I looked around the hall and I made a left. There were so many turns that it was like a maze. Could I finally be free? Was this a trap? What happens if Deku switches back to his villain side? Questions rushed in my head but I kept pushing my chair. As I pushed my wheelchair past rooms, there was one specific room that caught my eye. I stopped and I looked inside. All the walls were covered in photos of kids and teachers from U.A. Red line connected students to others and locations.

I pushed my chair in and I examined the wall. There was Uraraka, Bakugou, Todoroki, Tsu, Kirishima, and Denki all connected together. What did that mean? I looked on post-it notes to see any information. There was one word which was bolded in red ink. 'subjects' is read.

"(y/n)~ I'm coming for you!" Deku's voice echoed in the halls. Shit! I couldn't look any more. I pushed myself fast out of the room and I turned more corners. My arms were worn out an dI breathed heavily. I still had to keep going! Once I turned right, happiness took over me. There were the doors! I pushed harder and faster, making me closer to the way of freedom. I was so close until my chair was stopped. I froze. I looked behind me...it was Deku.

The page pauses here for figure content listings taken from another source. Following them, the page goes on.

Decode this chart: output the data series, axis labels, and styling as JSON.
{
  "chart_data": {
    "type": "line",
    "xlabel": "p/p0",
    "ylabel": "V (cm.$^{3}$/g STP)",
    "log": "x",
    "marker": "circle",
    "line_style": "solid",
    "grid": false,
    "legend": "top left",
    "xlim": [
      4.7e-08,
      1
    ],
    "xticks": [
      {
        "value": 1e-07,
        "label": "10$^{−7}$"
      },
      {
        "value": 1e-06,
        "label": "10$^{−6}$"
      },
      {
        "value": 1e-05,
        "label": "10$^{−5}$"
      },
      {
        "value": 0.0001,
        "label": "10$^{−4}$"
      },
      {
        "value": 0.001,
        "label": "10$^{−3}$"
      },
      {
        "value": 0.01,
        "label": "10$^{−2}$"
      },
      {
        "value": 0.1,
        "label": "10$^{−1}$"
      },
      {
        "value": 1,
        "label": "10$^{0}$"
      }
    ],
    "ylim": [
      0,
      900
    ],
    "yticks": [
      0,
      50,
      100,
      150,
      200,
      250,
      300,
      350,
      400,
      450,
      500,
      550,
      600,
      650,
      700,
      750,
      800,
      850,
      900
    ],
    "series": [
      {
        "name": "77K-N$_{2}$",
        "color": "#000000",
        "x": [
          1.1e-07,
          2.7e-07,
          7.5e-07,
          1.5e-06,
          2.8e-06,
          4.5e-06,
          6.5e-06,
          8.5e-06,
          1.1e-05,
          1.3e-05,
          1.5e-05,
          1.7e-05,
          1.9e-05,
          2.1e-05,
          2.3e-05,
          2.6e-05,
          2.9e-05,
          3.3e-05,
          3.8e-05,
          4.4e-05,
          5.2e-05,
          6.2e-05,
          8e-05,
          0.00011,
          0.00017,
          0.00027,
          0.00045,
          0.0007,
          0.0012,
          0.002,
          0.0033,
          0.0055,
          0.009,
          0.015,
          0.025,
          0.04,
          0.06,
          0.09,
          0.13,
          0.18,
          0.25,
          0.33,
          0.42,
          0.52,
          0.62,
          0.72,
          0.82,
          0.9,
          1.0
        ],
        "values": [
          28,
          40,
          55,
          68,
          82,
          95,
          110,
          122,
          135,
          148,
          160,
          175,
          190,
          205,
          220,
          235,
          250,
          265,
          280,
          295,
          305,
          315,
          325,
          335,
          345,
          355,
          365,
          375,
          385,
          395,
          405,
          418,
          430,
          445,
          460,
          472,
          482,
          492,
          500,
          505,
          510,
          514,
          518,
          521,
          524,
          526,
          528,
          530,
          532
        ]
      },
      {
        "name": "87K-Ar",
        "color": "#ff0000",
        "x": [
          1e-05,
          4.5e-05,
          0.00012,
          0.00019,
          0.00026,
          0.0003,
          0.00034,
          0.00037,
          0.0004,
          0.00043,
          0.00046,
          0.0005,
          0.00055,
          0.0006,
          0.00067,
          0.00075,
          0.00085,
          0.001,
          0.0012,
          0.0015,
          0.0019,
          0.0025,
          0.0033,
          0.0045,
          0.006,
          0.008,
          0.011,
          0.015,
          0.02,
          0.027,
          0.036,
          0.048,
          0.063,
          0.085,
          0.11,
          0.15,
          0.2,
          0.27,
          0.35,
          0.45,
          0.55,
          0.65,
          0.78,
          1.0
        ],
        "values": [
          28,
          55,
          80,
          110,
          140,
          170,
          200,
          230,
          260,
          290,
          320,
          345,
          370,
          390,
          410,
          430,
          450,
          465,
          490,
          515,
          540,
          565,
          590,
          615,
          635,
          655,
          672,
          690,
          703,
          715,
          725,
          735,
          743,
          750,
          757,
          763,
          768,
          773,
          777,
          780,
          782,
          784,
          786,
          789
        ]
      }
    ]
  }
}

"Did you think you could leave here and me?" He asked. I threw myself out of my chair and I began to crawl. Even though my legs were broken and were in pain, I still had that fire in me to fight. Deku sighed in disappointment.

"When will you ever learn?" He asked. I continued to crawl, ignoring him.

"I...can still fight...I...can still move..." I stopped in between words from struggle. I was suddenly floating in the air. I knew Deku was using my quirk. He settled me down in my chair and he pushed me away.

"It's like working with an insane patient!" He chirped happily. I looked back at the doors. My only way to home, to my life, and to my friends and family. That path was being pulled further away from me. Out of my grasp, and out of my reach. I looked at my lap and fear came to consume me. I don't know what Deku was planning next but...I was terrified for my life.